Yielding physically-interpretable emulators – A Sparse PCA approach

Friday, 18 December 2015: 10:50
3014 (Moscone West)
Stefano Galelli, Singapore University of Technology and Design, Singapore, Singapore, Ahmad Alsahaf, Politecnico di Milano, Milano, Italy, Matteo Giuliani, Polytechnic University of Milan, Milan, Italy and Andrea Castelletti, Politecnico di Milano, Milano, 20133, Italy
Projection-based techniques, such as Principal Orthogonal Decomposition (POD), are a common approach to surrogate high-fidelity process-based models by lower order dynamic emulators. With POD, the dimensionality reduction is achieved by using observations, or ‘snapshots’ – generated with the high-fidelity model –, to project the entire set of input and state variables of this model onto a smaller set of basis functions that account for most of the variability in the data. While reduction efficiency and variance control of POD techniques are usually very high, the resulting emulators are structurally highly complex and can hardly be given a physically meaningful interpretation as each basis is a projection of the entire set of inputs and states.

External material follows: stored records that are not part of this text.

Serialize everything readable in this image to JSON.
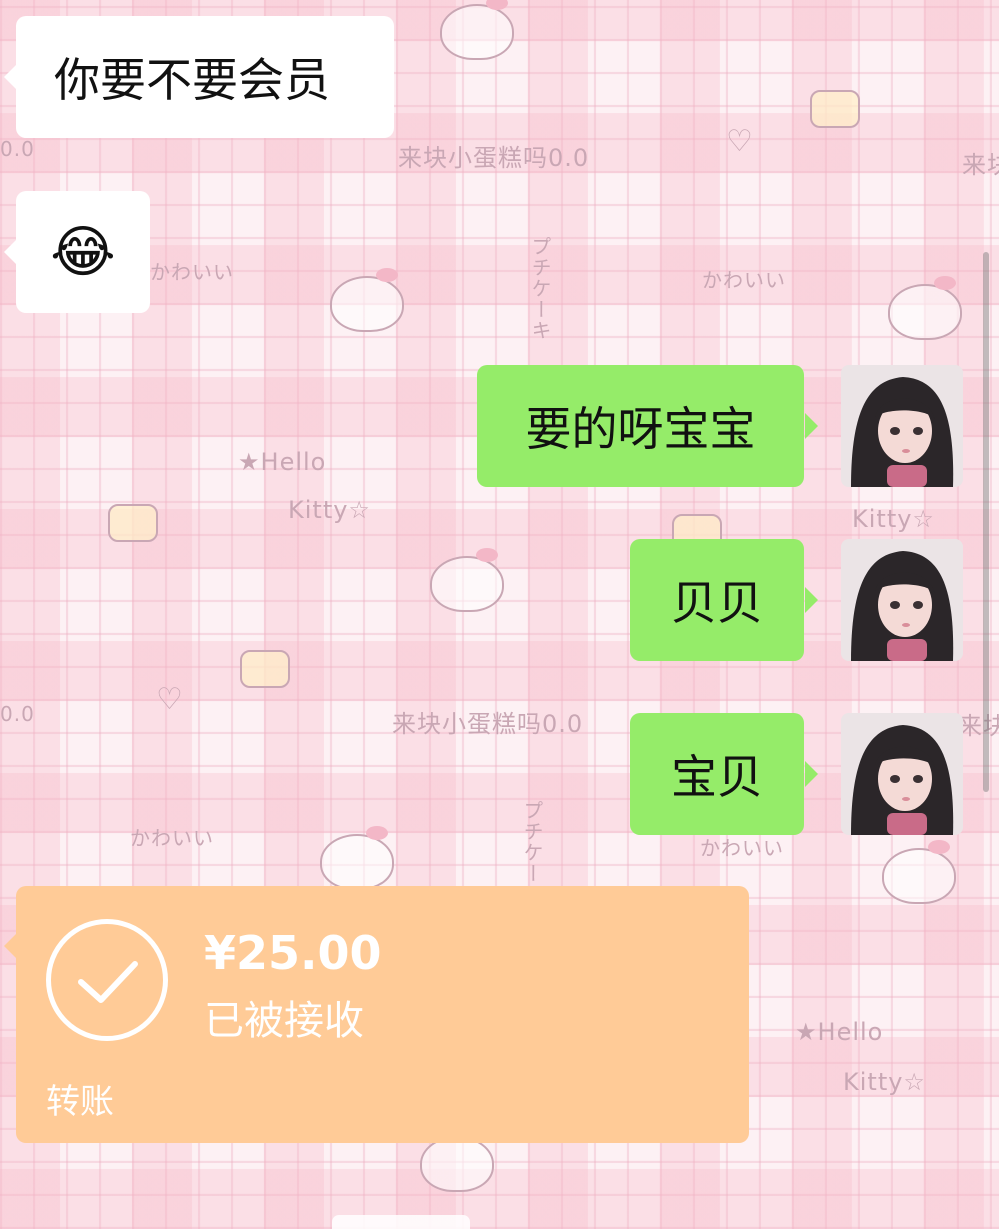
{
  "wallpaper": {
    "texts": [
      "来块小蛋糕吗0.0",
      "来块小蛋糕吗0.0",
      "かわいい",
      "かわいい",
      "かわいい",
      "かわいい",
      "★Hello",
      "Kitty☆",
      "Kitty☆",
      "★Hello",
      "Kitty☆",
      "プチケーキ",
      "プチケー",
      "来块",
      "来块",
      "0.0",
      "0.0"
    ],
    "colors": {
      "check": "#f6b6c6",
      "ink": "#c9a7b4"
    }
  },
  "messages": [
    {
      "side": "left",
      "type": "text",
      "text": "你要不要会员"
    },
    {
      "side": "left",
      "type": "emoji",
      "emoji": "😂"
    },
    {
      "side": "right",
      "type": "text",
      "text": "要的呀宝宝"
    },
    {
      "side": "right",
      "type": "text",
      "text": "贝贝"
    },
    {
      "side": "right",
      "type": "text",
      "text": "宝贝"
    }
  ],
  "transfer": {
    "amount": "¥25.00",
    "status": "已被接收",
    "label": "转账",
    "icon": "check-circle-icon",
    "color": "#ffcb97"
  },
  "colors": {
    "outgoing_bubble": "#95ec69",
    "incoming_bubble": "#ffffff",
    "transfer_accepted": "#ffcb97"
  }
}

In this work, we propose a novel approach based on Sparse Principal Component Analysis (SPCA) that combines the several assets of POD methods with the potential for ex-post interpretation of the emulator structure. SPCA reduces the number of non-zero coefficients in the basis functions by identifying a sparse matrix of coefficients. While the resulting set of basis functions may retain less variance of the snapshots, the presence of a few non-zero coefficients assists in the interpretation of the underlying physical processes. The SPCA approach is tested on the reduction of a 1D hydro-ecological model (DYRESM-CAEDYM) used to describe the main ecological and hydrodynamic processes in Tono Dam, Japan. An experimental comparison against a standard POD approach shows that SPCA achieves the same accuracy in emulating a given output variable – for the same level of dimensionality reduction – while yielding better insights of the main process dynamics.